Happier, less stressed, and more social
Now there is such a study and the results will bolster the case of those who argue less time scrolling through your feeds (or no time at all) will probably boost your mental health.
The research is the work of researchers at Copenhagen’s Happiness Research Institute (The Happiness Research Institute is an independent Danish “think tank” exploring why some societies are happier than others).
This study seeks to determine the effects of Facebook on mood; the team asked 1,095 Danish Facebook users to quit the site for a week.
“Those on a break from the social network felt 55% less stressed,” reports the UK’s Guardian newspaper. Furthermore, “the group not on Facebook enjoyed life more, was less angry, and more enthusiastic. The group also saw an increase in their social activity and their satisfaction with their social life,” Quartz adds.
Why Facebook is a bummer
What explains the significant boost in well being people apparently got from going cold turkey on the social network?

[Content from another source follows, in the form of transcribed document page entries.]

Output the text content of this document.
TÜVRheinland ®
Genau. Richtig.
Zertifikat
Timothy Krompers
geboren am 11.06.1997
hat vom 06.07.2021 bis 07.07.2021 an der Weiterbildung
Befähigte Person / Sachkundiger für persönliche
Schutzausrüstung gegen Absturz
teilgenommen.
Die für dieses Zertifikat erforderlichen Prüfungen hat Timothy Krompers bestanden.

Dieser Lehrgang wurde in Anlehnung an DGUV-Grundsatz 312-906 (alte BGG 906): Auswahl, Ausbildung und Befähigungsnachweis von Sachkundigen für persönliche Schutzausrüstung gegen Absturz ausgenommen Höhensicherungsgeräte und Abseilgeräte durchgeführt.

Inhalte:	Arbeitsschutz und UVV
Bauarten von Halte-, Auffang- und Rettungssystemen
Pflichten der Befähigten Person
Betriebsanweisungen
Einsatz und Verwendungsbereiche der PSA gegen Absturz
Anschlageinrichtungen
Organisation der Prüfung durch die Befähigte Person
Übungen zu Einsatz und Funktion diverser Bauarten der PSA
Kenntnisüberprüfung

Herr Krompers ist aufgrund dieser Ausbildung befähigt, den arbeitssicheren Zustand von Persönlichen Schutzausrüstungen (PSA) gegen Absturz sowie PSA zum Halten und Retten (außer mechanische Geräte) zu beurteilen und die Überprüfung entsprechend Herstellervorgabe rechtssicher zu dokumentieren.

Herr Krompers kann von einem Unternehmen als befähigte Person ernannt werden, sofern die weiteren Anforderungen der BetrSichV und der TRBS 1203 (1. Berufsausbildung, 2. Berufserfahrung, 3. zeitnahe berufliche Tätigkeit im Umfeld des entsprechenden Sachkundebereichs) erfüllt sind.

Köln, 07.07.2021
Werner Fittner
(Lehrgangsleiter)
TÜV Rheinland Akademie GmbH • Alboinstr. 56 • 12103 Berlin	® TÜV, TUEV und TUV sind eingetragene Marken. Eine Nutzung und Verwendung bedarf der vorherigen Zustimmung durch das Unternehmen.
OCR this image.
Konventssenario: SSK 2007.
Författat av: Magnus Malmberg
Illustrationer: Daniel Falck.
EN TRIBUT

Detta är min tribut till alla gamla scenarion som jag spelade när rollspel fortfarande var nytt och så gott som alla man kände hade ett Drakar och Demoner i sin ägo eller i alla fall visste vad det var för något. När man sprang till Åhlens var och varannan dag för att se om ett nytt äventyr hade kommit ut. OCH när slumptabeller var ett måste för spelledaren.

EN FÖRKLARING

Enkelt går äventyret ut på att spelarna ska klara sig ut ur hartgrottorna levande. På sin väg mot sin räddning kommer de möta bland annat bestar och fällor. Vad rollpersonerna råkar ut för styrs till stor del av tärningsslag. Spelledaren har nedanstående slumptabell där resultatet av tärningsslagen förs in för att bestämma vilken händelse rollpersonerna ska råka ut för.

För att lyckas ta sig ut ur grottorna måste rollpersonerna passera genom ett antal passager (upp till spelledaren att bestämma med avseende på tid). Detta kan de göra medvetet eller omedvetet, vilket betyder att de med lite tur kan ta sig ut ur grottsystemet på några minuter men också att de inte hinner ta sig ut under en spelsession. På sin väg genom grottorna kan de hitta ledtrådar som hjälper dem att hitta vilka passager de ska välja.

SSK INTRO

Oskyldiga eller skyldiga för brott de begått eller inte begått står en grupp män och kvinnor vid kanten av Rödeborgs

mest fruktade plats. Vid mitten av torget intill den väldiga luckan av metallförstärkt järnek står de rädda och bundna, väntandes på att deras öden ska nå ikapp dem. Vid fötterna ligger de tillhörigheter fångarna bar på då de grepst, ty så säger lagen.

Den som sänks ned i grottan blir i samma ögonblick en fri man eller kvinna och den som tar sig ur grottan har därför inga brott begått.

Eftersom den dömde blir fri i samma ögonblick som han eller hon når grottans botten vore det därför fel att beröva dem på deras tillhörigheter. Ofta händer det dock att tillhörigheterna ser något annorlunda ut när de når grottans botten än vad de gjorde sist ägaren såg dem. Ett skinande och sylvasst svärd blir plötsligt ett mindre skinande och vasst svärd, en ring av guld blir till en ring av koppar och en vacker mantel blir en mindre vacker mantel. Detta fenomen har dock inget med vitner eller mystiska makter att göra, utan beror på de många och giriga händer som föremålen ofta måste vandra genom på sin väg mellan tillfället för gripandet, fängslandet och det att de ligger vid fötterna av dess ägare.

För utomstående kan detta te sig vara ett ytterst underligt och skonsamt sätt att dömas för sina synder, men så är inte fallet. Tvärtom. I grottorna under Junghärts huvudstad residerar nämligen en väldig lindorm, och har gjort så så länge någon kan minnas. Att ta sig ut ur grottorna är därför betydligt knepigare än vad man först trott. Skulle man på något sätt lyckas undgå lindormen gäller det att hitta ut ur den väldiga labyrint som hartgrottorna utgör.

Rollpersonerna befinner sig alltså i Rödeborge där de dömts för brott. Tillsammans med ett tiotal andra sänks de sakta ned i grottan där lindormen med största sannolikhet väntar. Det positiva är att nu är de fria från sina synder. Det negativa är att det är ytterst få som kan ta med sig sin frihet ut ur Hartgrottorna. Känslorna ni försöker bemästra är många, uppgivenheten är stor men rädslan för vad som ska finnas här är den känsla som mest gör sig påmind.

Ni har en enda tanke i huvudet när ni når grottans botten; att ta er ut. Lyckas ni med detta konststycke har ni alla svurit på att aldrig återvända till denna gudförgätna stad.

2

“Facebook is a constant bombardment of everyone else’s great news, but many of us look out of the window and see grey skies and rain (especially in Denmark!). This makes the Facebook world, where everyone’s showing their best side, seem even more distortedly bright by contrast,” Meik Wiking, CEO of the Happiness Research Institute, told the Guardian.
But just because there’s a strong case for cutting Facebook (and the envy it induces) out of your life, doesn’t make quitting easy. Giving up the daily habit of checking your feed can be challenging, according to several study participants who spoke to the Guardian. Stine Chen, for instance, told the paper that, “Facebook’s been a huge part of life since I was a teenager and lots of social activities are organised around it.” But she also claimed to be happy with the results of her efforts. “My flatmates and I had to chat instead of just checking Facebook,” she said.
The researchers now plan to study the effects of a longer sabbatical from the site.